6 Comments

  • This affair is so sad. Roy Pearson appears to be the SARS of the legal world. Nothing in our legal arsenal seems to exist to keep him from attacking the Chungs. If he were ranting on a soapbox in the park we could snicker and pass by, but he is causing actual harm. Is there really nothing short of highly illegal means that can protect the Chungs from this aberrated individual? Or is it simply that the Chungs, with no privileged access to the right people, are up against a system that protects the powerful and the commoner be damned? I feel for the Chungs and don’t know what I can do to change the system that permits this cruelty.

  • I know how they feel. I was sued by someone from the middle East who bought my house in California. He claimed the RICO act stating that 29 individuals and agencies conspired against him including the Orange County tax assessor and the California department of Realty. After all the defendants spent more than 1 million dollars to defend ourselves, the Judge finally threw the case out. Our system is rigged against the honest and iinnocent. The Judge in our case gave the plaintiff way too much latitude at our expense. We need to through out all lawyers from the Judicial system and hire people with common since! These types of cases don’t require a Law degree to realize that there is no merit to them!

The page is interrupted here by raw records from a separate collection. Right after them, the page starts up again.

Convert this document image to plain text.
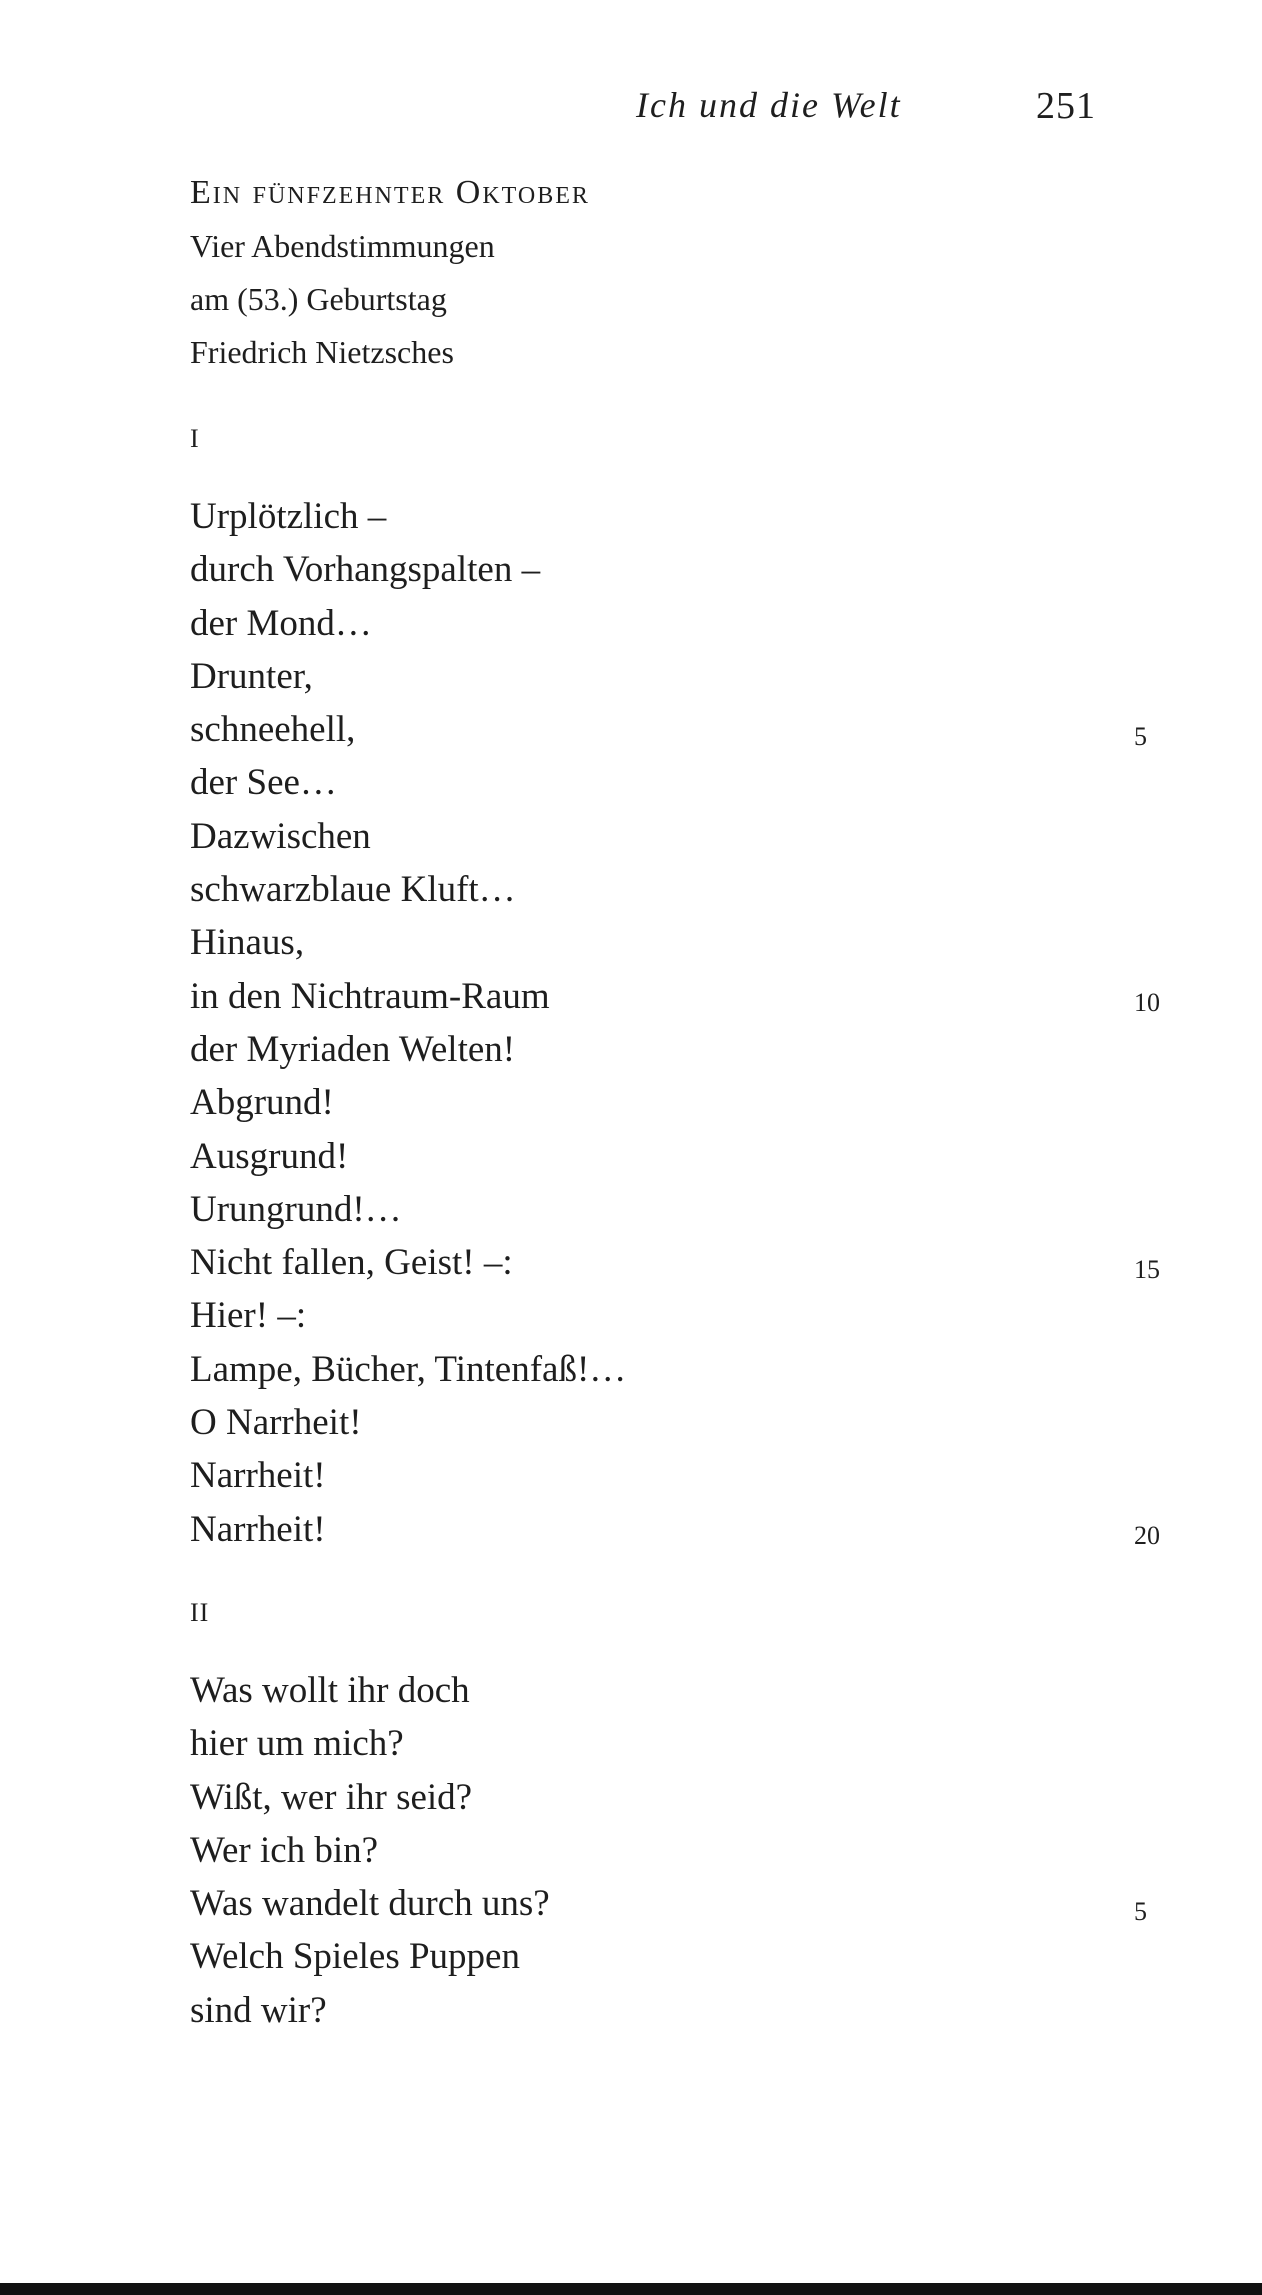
Ich und die Welt	251
Ein fünfzehnter Oktober
Vier Abendstimmungen
am (53.) Geburtstag
Friedrich Nietzsches
I
Urplötzlich –
durch Vorhangspalten –
der Mond…
Drunter,
schneehell,
der See…
Dazwischen
schwarzblaue Kluft…
Hinaus,
in den Nichtraum-Raum
der Myriaden Welten!
Abgrund!
Ausgrund!
Urungrund!…
Nicht fallen, Geist! –:
Hier! –:
Lampe, Bücher, Tintenfaß!…
O Narrheit!
Narrheit!
Narrheit!
5
10
15
20
II
Was wollt ihr doch
hier um mich?
Wißt, wer ihr seid?
Wer ich bin?
Was wandelt durch uns?
Welch Spieles Puppen
sind wir?
5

  • Quite simply, Roy Pearson should be disbarred. He takes the privilege of practicing law and uses it to abuse people. He appears to be seriously demented. You just can’t expect the legal system to police its own.

  • I’m not that familiar with the legal system, but I have done a lot of research on spite (behavior where a person accepts harm, or at least no gain, for themselves in order to hurt someone else.) This is some classic spite. I have a question: Can you sue someone in civil court for harassing you with a frivolous lawsuit? It seems wrong that this guy can get away with all this over a pair of pants. That’s why so many people want to help the family, it violates our innate sense of fairness. When the legal system fails to provide justice, people will take things into their own hands, just like that mom who goaded that girl into suicide with her fake myspace account. I’m willing to bet that one way or another, Pearson will get his comeuppance in the court of public opinion.

  • P.S.- If somebody found Roy Pearson’s missing pants, do you think he might let this go.

  • Did Pearson really “lose”? Yes, if his motives were maximizing financial gain – but were they?

    In fact, from the facts of the case it sounds like Pearson’s primary motive was to harm the Chungs, to vent his anger. He certainly did that – the Chungs had to close their store, and now have only one much smaller store.

    So from a legal point of view, Pearson likely got what he was after. (I think if Pearson had really been after money, he would have taken the $12,000 settlement offer the Chungs made. I think he was after harm, which he got).

    Now in this particular case, there happened to a lot of publicity, so the Chungs were not harmed as much as they otherwise would have been, and also Pearson lost his ALJ position in consequence. But the Chungs were still harmed substantially, and Pearson rather obviously is not cut out to be an ALJ – he and the rest of us are all no doubt better off that he isn’t one.

    So did Pearson win, after all? Maybe.